An empty tag (//) is used to search on all levels of the tree, beneath the current level. The empty tag must always be followed by a tag name or an asterisk. For example, .//tag returns all tag elements in the entire tree.
When searching on individual elements, the path must not start with a slash. You can add a leading period (.), if necessary.

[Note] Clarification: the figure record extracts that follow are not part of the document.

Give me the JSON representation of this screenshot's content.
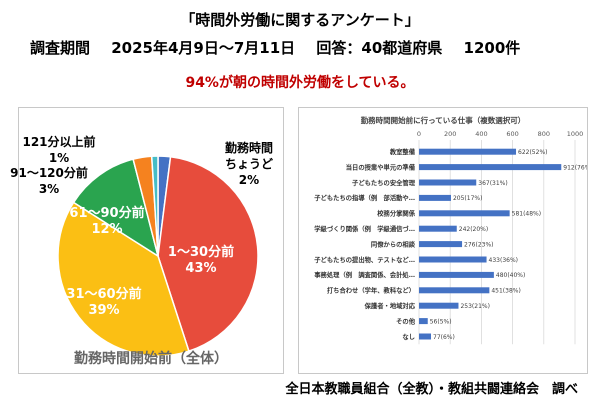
{
  "header": {
    "title": "「時間外労働に関するアンケート」",
    "period_label": "調査期間",
    "period_value": "2025年4月9日～7月11日",
    "response_label": "回答：40都道府県",
    "response_count": "1200件",
    "headline": "94%が朝の時間外労働をしている。"
  },
  "footer": {
    "source": "全日本教職員組合（全教）・教組共闘連絡会　調べ"
  },
  "colors": {
    "headline": "#c00000",
    "bar": "#4472c4",
    "grid": "#d9d9d9"
  },
  "chart_data": [
    {
      "type": "pie",
      "title": "勤務時間開始前（全体）",
      "slices": [
        {
          "label": "勤務時間ちょうど",
          "display_lines": [
            "勤務時間",
            "ちょうど",
            "2%"
          ],
          "value": 2,
          "color": "#4472c4"
        },
        {
          "label": "1～30分前",
          "display_lines": [
            "1～30分前",
            "43%"
          ],
          "value": 43,
          "color": "#e74c3c"
        },
        {
          "label": "31～60分前",
          "display_lines": [
            "31～60分前",
            "39%"
          ],
          "value": 39,
          "color": "#fbbf14"
        },
        {
          "label": "61～90分前",
          "display_lines": [
            "61～90分前",
            "12%"
          ],
          "value": 12,
          "color": "#2aa44f"
        },
        {
          "label": "91～120分前",
          "display_lines": [
            "91～120分前",
            "3%"
          ],
          "value": 3,
          "color": "#f5821f"
        },
        {
          "label": "121分以上前",
          "display_lines": [
            "121分以上前",
            "1%"
          ],
          "value": 1,
          "color": "#46bdc6"
        }
      ]
    },
    {
      "type": "bar",
      "orientation": "horizontal",
      "title": "勤務時間開始前に行っている仕事（複数選択可）",
      "xlim": [
        0,
        1000
      ],
      "xticks": [
        "0",
        "200",
        "400",
        "600",
        "800",
        "1000"
      ],
      "grid": true,
      "categories": [
        "教室整備",
        "当日の授業や単元の準備",
        "子どもたちの安全管理",
        "子どもたちの指導（例　部活動や…",
        "校務分掌関係",
        "学級づくり関係（例　学級通信づ…",
        "同僚からの相談",
        "子どもたちの提出物、テストなど…",
        "事務処理（例　調査関係、会計処…",
        "打ち合わせ（学年、教科など）",
        "保護者・地域対応",
        "その他",
        "なし"
      ],
      "values": [
        622,
        912,
        367,
        205,
        581,
        242,
        276,
        433,
        480,
        451,
        253,
        56,
        77
      ],
      "data_labels": [
        "622(52%)",
        "912(76%)",
        "367(31%)",
        "205(17%)",
        "581(48%)",
        "242(20%)",
        "276(23%)",
        "433(36%)",
        "480(40%)",
        "451(38%)",
        "253(21%)",
        "56(5%)",
        "77(6%)"
      ]
    }
  ]
}
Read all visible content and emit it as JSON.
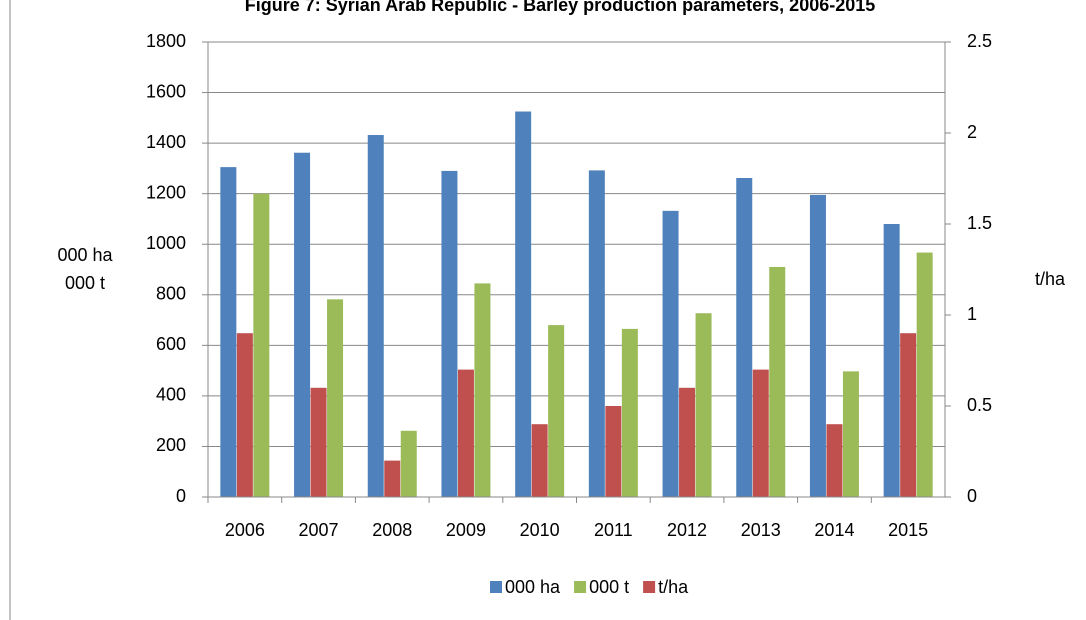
{
  "chart_data": {
    "type": "bar",
    "title": "Figure 7: Syrian Arab Republic - Barley production parameters, 2006-2015",
    "ylabel": [
      "000 ha",
      "000 t"
    ],
    "y2label": "t/ha",
    "categories": [
      "2006",
      "2007",
      "2008",
      "2009",
      "2010",
      "2011",
      "2012",
      "2013",
      "2014",
      "2015"
    ],
    "series": [
      {
        "name": "000 ha",
        "color": "#4f81bd",
        "values": [
          1305,
          1362,
          1432,
          1290,
          1525,
          1292,
          1132,
          1262,
          1195,
          1080
        ]
      },
      {
        "name": "000 t",
        "color": "#9bbb59",
        "values": [
          1200,
          782,
          262,
          845,
          680,
          665,
          727,
          910,
          497,
          967
        ]
      },
      {
        "name": "t/ha",
        "color": "#c0504d",
        "axis": "y2",
        "values": [
          0.9,
          0.6,
          0.2,
          0.7,
          0.4,
          0.5,
          0.6,
          0.7,
          0.4,
          0.9
        ]
      }
    ],
    "ylim": [
      0,
      1800
    ],
    "yticks": [
      0,
      200,
      400,
      600,
      800,
      1000,
      1200,
      1400,
      1600,
      1800
    ],
    "y2lim": [
      0,
      2.5
    ],
    "y2ticks": [
      0,
      0.5,
      1,
      1.5,
      2,
      2.5
    ],
    "grid": true,
    "legend": "bottom"
  }
}
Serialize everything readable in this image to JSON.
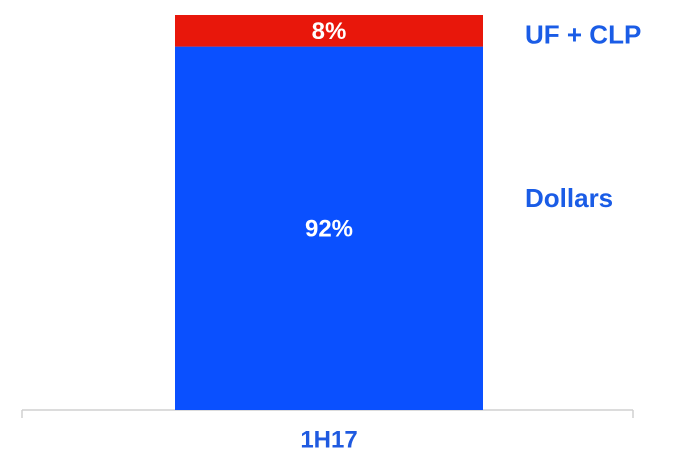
{
  "chart_data": {
    "type": "stacked_bar",
    "categories": [
      "1H17"
    ],
    "series": [
      {
        "name": "Dollars",
        "color": "#0a50ff",
        "values": [
          92
        ],
        "value_labels": [
          "92%"
        ]
      },
      {
        "name": "UF + CLP",
        "color": "#e8170b",
        "values": [
          8
        ],
        "value_labels": [
          "8%"
        ]
      }
    ],
    "ylim": [
      0,
      100
    ]
  }
}
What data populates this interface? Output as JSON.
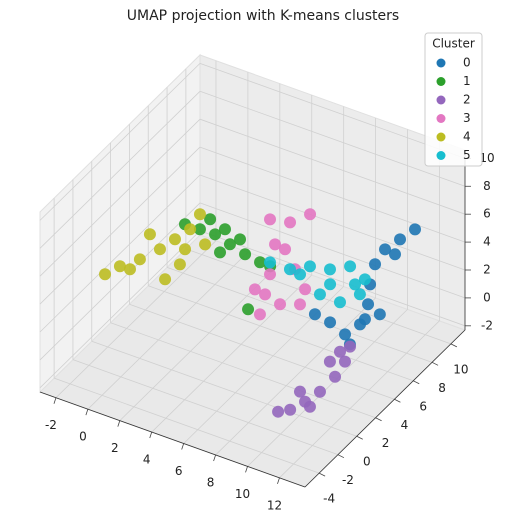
{
  "chart_data": {
    "type": "scatter3d",
    "title": "UMAP projection with K-means clusters",
    "legend_title": "Cluster",
    "legend": "upper right",
    "grid": true,
    "xlim": [
      -3,
      13.6
    ],
    "xticks": [
      -2,
      0,
      2,
      4,
      6,
      8,
      10,
      12
    ],
    "ylim": [
      -5.5,
      11.5
    ],
    "yticks": [
      -4,
      -2,
      0,
      2,
      4,
      6,
      8,
      10
    ],
    "zlim": [
      -2.3,
      10.6
    ],
    "zticks": [
      -2,
      0,
      2,
      4,
      6,
      8,
      10
    ],
    "series": [
      {
        "name": "0",
        "color": "#1f77b4",
        "x": [
          10.84,
          10.62,
          10.4,
          10.64,
          11.35,
          12.19,
          12.76,
          12.54,
          11.29,
          10.22,
          13.23,
          13.2,
          11.09,
          12.75
        ],
        "y": [
          10.87,
          9.65,
          8.43,
          6.96,
          5.23,
          3.59,
          1.77,
          0.55,
          1.08,
          1.29,
          -0.1,
          3.13,
          8.32,
          2.31
        ],
        "z": [
          4.2,
          4.2,
          4.2,
          4.2,
          4.2,
          4.2,
          4.2,
          4.2,
          4.2,
          4.2,
          4.2,
          4.2,
          4.2,
          4.2
        ]
      },
      {
        "name": "1",
        "color": "#2ca02c",
        "x": [
          0.05,
          0.97,
          1.9,
          3.05,
          4.21,
          5.27,
          5.92,
          0.97,
          2.12,
          3.28,
          2.97,
          6.92
        ],
        "y": [
          4.73,
          4.76,
          4.79,
          4.42,
          4.06,
          3.85,
          3.82,
          5.84,
          5.47,
          5.1,
          3.5,
          -0.22
        ],
        "z": [
          4.2,
          4.2,
          4.2,
          4.2,
          4.2,
          4.2,
          4.2,
          4.2,
          4.2,
          4.2,
          4.2,
          4.2
        ]
      },
      {
        "name": "2",
        "color": "#9467bd",
        "x": [
          10.8,
          11.27,
          11.52,
          11.53,
          11.31,
          11.0,
          10.54,
          10.61,
          10.58,
          11.77,
          10.58
        ],
        "y": [
          4.03,
          2.7,
          1.22,
          -0.4,
          -1.61,
          -2.67,
          -3.17,
          -0.96,
          2.27,
          -1.87,
          3.34
        ],
        "z": [
          0.3,
          0.3,
          0.3,
          0.3,
          0.3,
          0.3,
          0.3,
          0.3,
          0.3,
          0.3,
          0.3
        ]
      },
      {
        "name": "3",
        "color": "#e377c2",
        "x": [
          3.72,
          4.78,
          5.32,
          5.12,
          6.29,
          7.0,
          7.7,
          8.15,
          9.07,
          8.6,
          7.2,
          5.81,
          6.3
        ],
        "y": [
          7.54,
          7.87,
          9.08,
          5.7,
          3.18,
          1.45,
          -0.28,
          1.09,
          1.65,
          2.99,
          4.29,
          5.59,
          1.56
        ],
        "z": [
          4.2,
          4.2,
          4.2,
          4.2,
          4.2,
          4.2,
          4.2,
          4.2,
          4.2,
          4.2,
          4.2,
          4.2,
          4.2
        ]
      },
      {
        "name": "4",
        "color": "#bcbd22",
        "x": [
          -1.28,
          -0.97,
          -0.38,
          0.07,
          0.29,
          0.52,
          0.27,
          1.71,
          1.69,
          -1.09,
          1.22,
          1.91,
          -0.37
        ],
        "y": [
          -1.51,
          -0.45,
          0.67,
          2.04,
          3.26,
          4.48,
          5.95,
          -0.2,
          1.41,
          2.94,
          2.75,
          3.71,
          -0.4
        ],
        "z": [
          4.2,
          4.2,
          4.2,
          4.2,
          4.2,
          4.2,
          4.2,
          4.2,
          4.2,
          4.2,
          4.2,
          4.2,
          4.2
        ]
      },
      {
        "name": "5",
        "color": "#17becf",
        "x": [
          5.73,
          6.97,
          7.75,
          8.81,
          9.59,
          10.88,
          11.35,
          10.81,
          9.52,
          9.51,
          10.66,
          7.67
        ],
        "y": [
          4.13,
          4.15,
          4.95,
          5.28,
          6.09,
          5.48,
          4.15,
          2.95,
          3.01,
          4.1,
          4.8,
          4.03
        ],
        "z": [
          4.2,
          4.2,
          4.2,
          4.2,
          4.2,
          4.2,
          4.2,
          4.2,
          4.2,
          4.2,
          4.2,
          4.2
        ]
      }
    ]
  }
}
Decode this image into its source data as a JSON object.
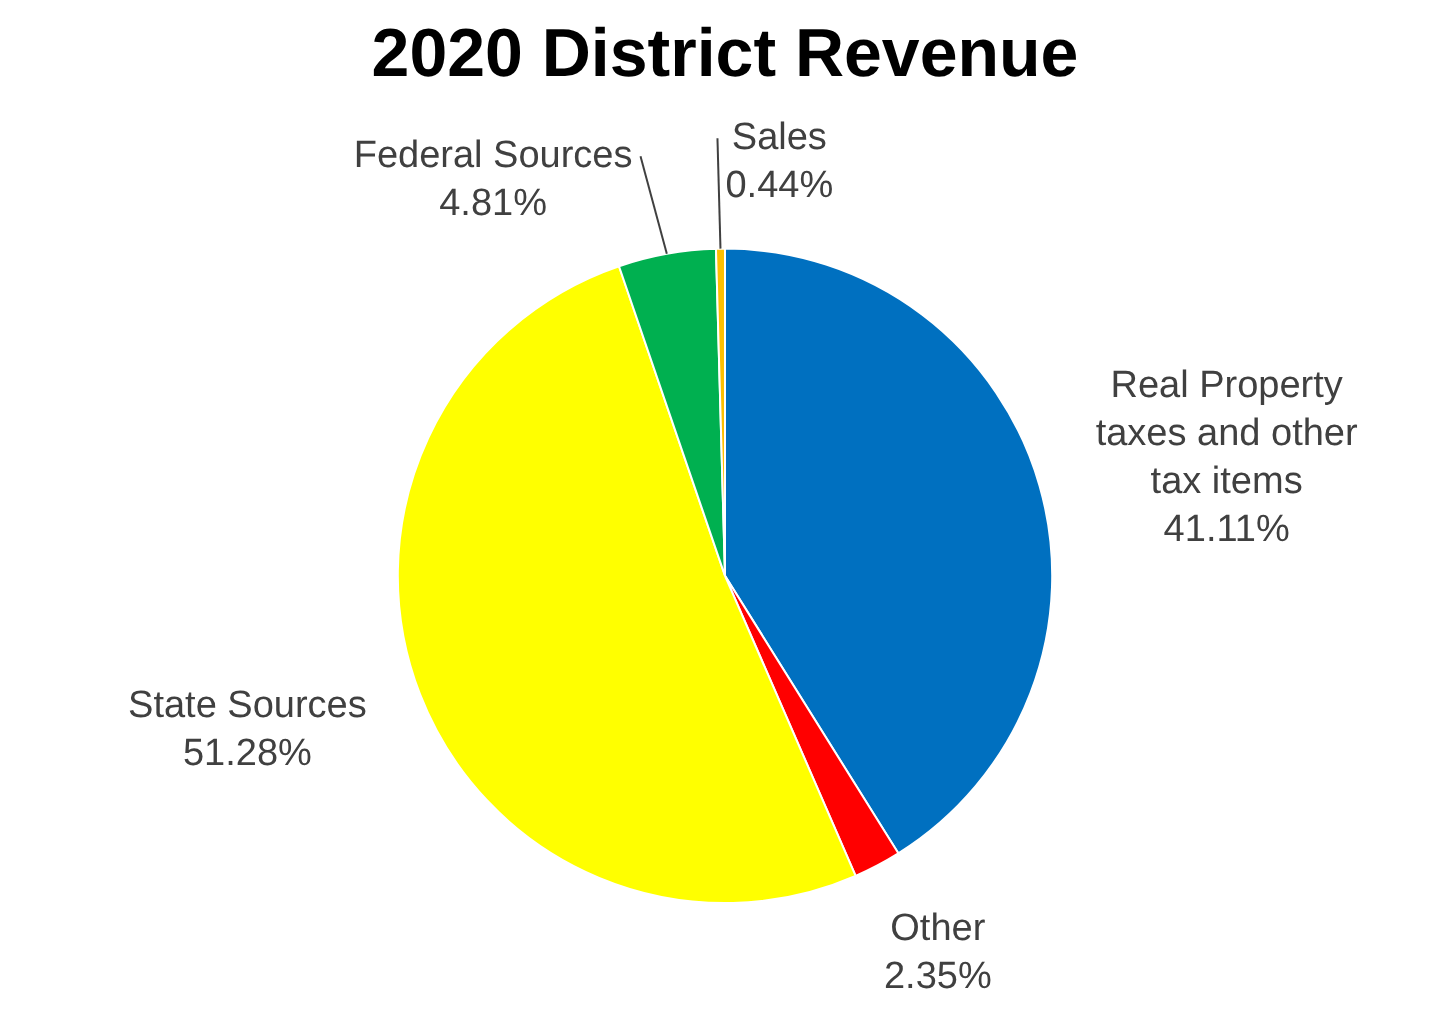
{
  "chart_data": {
    "type": "pie",
    "title": "2020 District Revenue",
    "categories": [
      "Real Property taxes and other tax items",
      "Other",
      "State Sources",
      "Federal Sources",
      "Sales"
    ],
    "values": [
      41.11,
      2.35,
      51.28,
      4.81,
      0.44
    ],
    "value_labels": [
      "41.11%",
      "2.35%",
      "51.28%",
      "4.81%",
      "0.44%"
    ],
    "colors": [
      "#0070c0",
      "#ff0000",
      "#ffff00",
      "#00b050",
      "#ffc000"
    ],
    "legend": false
  }
}
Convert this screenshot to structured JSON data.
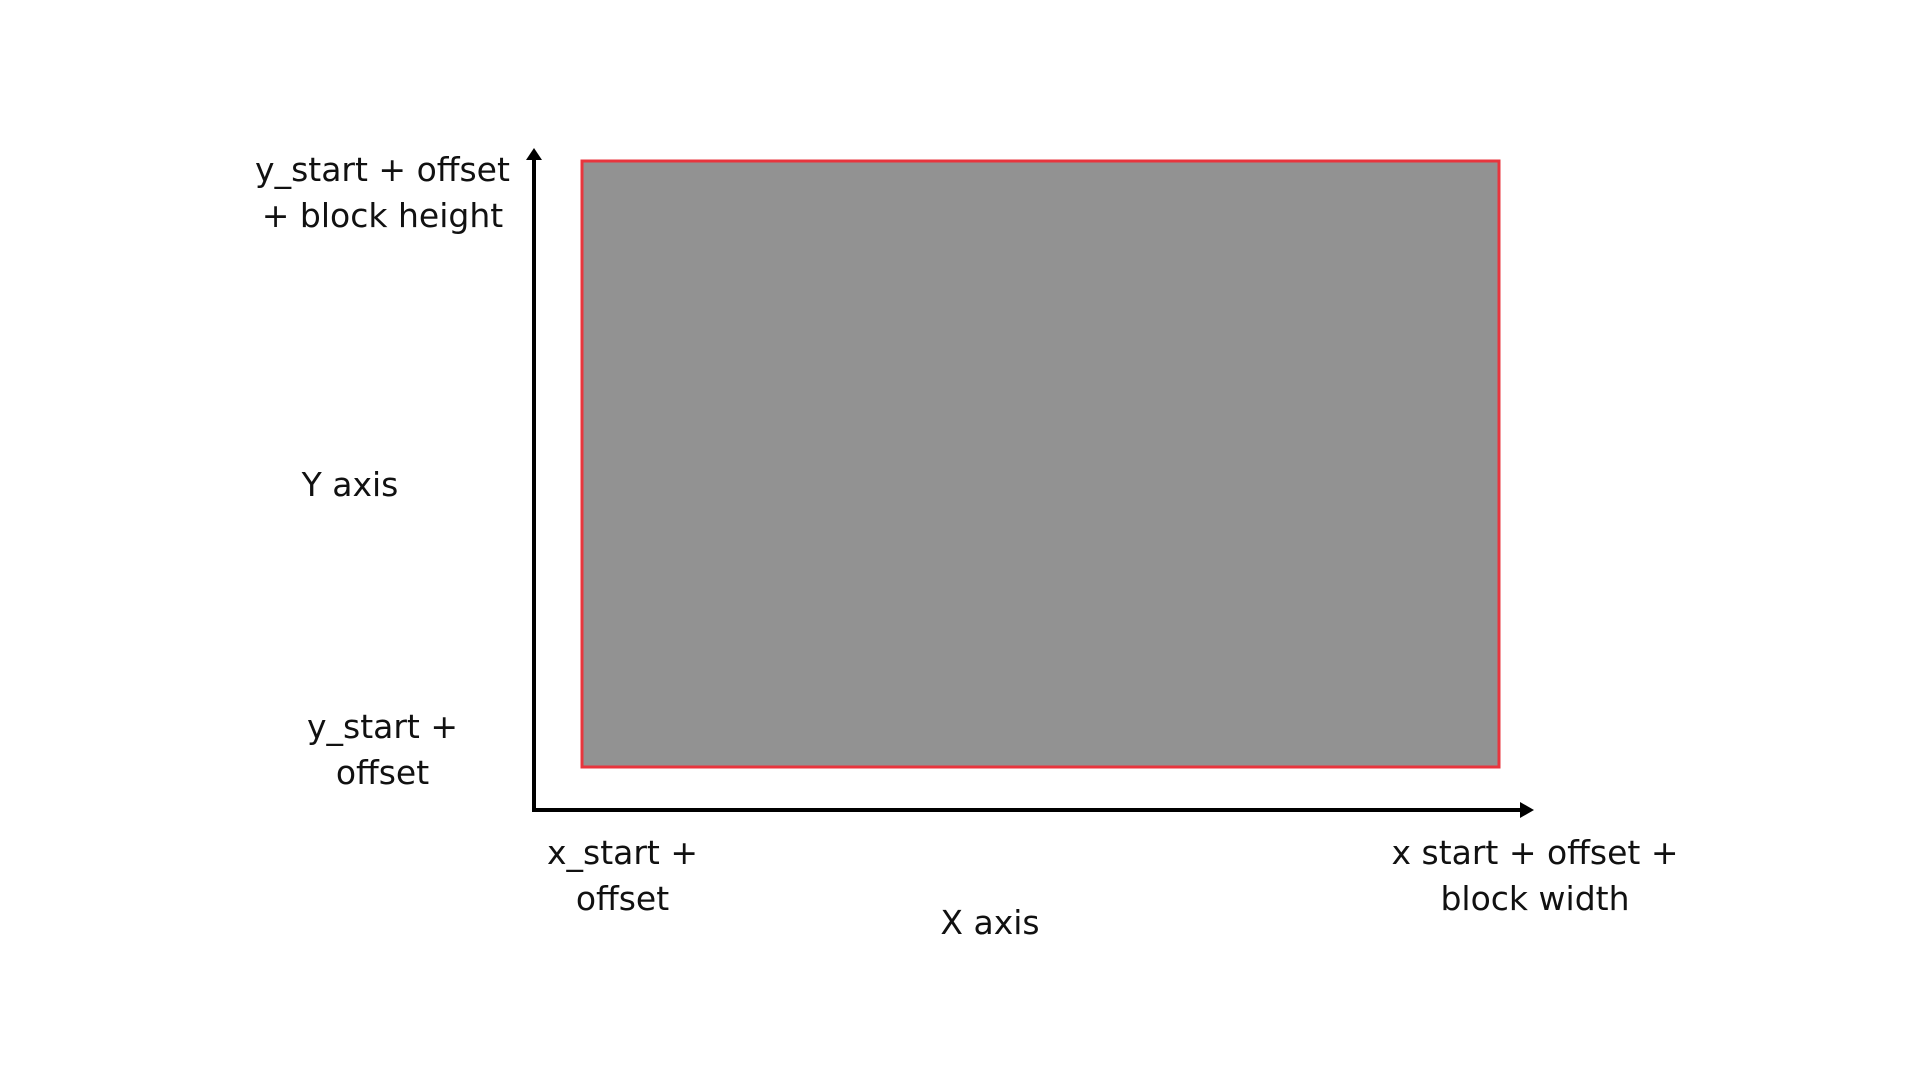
{
  "labels": {
    "y_top": [
      "y_start + offset",
      "+ block height"
    ],
    "y_axis": "Y axis",
    "y_bottom": [
      "y_start +",
      "offset"
    ],
    "x_left": [
      "x_start +",
      "offset"
    ],
    "x_axis": "X axis",
    "x_right": [
      "x start + offset +",
      "block width"
    ]
  },
  "colors": {
    "block_fill": "#929292",
    "block_border": "#e8353d",
    "axis": "#000000"
  }
}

The 1.3 release adds basic predicates. You can search on attributes, attribute values, child elements, and on position.
Path element summary:
syntax | meaning |
---|---|
tag | Selects all child elements with the given tag. For example, “spam” selects all child elements named “spam”, “spam/egg” selects all grandchildren named “egg” in all child elements named “spam”. You can use universal names (“{url}local”) as tags. |
* | Selects all child elements. For example, “*/egg” selects all grandchildren named “egg”. |
. | Select the current node. This is mostly useful at the beginning of a path, to indicate that it’s a relative path. |
// | Selects all subelements, on all levels beneath the current element (search the entire subtree). For example, “.//egg” selects all “egg” elements in the entire tree. |
.. | (New in 1.3) Selects the parent element. |
[@attrib] | (New in 1.3) Selects all elements that have the given attribute. For example, “.//a[@href]” selects all “a” elements in the tree that has a “href” attribute. |
[@attrib=’value’] | (New in 1.3) Selects all elements for which the given attribute has the given value. For example, “.//div[@class=’sidebar’]” selects all “div” elements in the tree that has the class “sidebar”. In the current release, the value cannot contain quotes. |
[tag] | (New in 1.3) Selects all elements that has a child element named tag. In the current version, only a single tag can be used (i.e. only immediate children are supported). |
[position] | (New in 1.3) Selects all elements that are located at the given position. The position can be either an integer (1 is the first position), the expression “last()” (for the last position), or a position relative to last() (e.g. “last()-1” for the second to last position). This predicate must be preceeded by a tag name. |
Predicates must be preceeded by a tag name, an asterisk, or another predicate. Note that position predicates must be immediately preceeded with tag names in the current 1.3 release. All other predicates can be stacked.
Note that find and findtext still returns information about the first matching element only (first in document order, that is). To get more than one element, use the findall method.